Text of statute as originally enacted

= Continuance of Laws Act 1536 =

Act of the Parliament of England

The Continuance of Laws Act 1536 (28 Hen. 8. c. 6) was an act of the Parliament of England that continued various older enactments.

== Background ==
In the United Kingdom, acts of Parliament remain in force until expressly repealed. Many acts of parliament, however, contained time-limited sunset clauses, requiring legislation to revive enactments that had expired or to continue enactments that would otherwise expire.

== Provisions ==
=== Continued enactments ===
Section 1 of the act continued the Vagabonds Act 1530 (22 Hen. 8. c. 12), the Exportation Act 1530 (22 Hen. 8. c. 7), the Assaults by Welshmen Act 1534 (26 Hen. 8. c. 11) and the Buggery Act 1533 (25 Hen. 8. c. 6) until the end of the next parliament.

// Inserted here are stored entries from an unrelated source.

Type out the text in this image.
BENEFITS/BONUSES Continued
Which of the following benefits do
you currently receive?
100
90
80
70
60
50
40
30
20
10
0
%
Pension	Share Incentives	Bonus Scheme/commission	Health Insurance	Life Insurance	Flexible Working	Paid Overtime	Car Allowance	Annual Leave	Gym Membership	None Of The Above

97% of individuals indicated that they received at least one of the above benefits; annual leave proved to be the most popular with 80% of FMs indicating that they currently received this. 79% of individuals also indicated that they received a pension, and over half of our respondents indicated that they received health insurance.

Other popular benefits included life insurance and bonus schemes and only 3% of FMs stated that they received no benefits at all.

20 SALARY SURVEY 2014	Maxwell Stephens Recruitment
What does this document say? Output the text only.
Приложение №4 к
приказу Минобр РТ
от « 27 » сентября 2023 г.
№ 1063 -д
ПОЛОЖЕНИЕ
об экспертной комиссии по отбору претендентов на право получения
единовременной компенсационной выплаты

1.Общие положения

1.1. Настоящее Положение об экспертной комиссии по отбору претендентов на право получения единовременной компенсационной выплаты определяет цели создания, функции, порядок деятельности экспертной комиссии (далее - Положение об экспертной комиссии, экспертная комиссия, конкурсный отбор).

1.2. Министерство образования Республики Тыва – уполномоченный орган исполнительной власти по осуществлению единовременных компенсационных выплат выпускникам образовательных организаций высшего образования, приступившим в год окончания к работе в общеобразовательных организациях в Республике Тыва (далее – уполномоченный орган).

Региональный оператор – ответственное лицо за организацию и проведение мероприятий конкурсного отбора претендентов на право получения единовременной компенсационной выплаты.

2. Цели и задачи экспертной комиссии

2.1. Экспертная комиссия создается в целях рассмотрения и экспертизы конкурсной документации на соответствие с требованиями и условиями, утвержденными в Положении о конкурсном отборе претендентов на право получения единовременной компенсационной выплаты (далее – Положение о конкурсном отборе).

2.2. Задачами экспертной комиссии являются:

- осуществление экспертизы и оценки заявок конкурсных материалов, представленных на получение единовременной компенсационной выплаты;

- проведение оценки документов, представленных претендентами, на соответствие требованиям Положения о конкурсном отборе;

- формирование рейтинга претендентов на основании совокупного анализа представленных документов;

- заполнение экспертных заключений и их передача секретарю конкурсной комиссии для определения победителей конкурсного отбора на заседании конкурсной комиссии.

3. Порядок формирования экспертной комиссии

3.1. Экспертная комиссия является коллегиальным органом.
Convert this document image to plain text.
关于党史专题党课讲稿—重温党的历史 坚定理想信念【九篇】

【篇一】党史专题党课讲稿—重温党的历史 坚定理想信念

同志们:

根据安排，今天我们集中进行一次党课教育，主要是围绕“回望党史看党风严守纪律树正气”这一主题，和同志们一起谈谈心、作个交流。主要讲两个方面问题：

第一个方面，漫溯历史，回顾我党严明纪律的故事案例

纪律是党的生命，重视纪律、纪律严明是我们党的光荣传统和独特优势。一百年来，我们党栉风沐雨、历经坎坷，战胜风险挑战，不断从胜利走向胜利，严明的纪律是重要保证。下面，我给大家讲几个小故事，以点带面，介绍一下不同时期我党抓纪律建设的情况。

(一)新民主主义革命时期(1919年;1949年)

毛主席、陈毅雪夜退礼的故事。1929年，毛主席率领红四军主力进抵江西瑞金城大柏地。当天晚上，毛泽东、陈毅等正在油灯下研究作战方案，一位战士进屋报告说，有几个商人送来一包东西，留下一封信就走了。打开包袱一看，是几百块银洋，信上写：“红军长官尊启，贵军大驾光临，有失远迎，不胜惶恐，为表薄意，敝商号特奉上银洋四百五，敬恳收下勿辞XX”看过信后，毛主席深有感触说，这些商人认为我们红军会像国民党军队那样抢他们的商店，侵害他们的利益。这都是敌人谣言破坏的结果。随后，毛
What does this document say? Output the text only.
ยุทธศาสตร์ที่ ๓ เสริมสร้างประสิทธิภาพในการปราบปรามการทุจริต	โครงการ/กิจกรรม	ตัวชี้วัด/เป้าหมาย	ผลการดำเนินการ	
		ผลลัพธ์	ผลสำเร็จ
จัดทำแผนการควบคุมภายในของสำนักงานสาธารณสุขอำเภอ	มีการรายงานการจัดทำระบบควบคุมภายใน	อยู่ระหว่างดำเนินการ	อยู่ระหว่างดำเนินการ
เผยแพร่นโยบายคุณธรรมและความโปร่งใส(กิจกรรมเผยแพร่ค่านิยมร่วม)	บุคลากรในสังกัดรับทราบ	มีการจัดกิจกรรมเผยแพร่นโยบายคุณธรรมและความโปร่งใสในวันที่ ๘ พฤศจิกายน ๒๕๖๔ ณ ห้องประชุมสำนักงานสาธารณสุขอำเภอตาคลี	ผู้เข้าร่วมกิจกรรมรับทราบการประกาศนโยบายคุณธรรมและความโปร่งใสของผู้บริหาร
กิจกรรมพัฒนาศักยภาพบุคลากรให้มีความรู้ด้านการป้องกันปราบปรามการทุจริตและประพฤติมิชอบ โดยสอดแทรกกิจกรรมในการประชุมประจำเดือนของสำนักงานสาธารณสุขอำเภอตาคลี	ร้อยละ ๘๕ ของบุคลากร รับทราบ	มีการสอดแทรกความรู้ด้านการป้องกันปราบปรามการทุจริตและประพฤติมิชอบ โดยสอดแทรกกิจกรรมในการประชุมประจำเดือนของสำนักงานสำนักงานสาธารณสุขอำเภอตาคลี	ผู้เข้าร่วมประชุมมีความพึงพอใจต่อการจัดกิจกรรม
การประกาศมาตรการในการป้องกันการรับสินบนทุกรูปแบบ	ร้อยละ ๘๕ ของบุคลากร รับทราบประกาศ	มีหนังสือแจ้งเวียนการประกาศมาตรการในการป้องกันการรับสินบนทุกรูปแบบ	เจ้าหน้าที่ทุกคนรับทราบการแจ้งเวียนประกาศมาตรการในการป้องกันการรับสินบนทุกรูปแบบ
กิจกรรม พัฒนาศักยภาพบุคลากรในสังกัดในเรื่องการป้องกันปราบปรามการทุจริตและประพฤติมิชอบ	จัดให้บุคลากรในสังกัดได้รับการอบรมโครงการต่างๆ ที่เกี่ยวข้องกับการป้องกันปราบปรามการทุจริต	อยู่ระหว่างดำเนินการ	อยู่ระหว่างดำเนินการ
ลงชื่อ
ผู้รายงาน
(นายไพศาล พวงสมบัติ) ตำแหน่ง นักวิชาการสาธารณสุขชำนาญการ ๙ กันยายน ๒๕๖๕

== Subsequent developments ==
The Select Committee on Temporary Laws, Expired or Expiring, appointed in 1796, inspected and considered all temporary laws, observing irregularities in the construction of expiring laws continuance acts, making recommendations and emphasising the importance of the Committee for Expired and Expiring Laws.

The whole act was repealed by section 1 of, and the schedule to, the Statute Law Revision Act 1863 (26 & 27 Vict. c. 125), which came into force on 28 July 1863.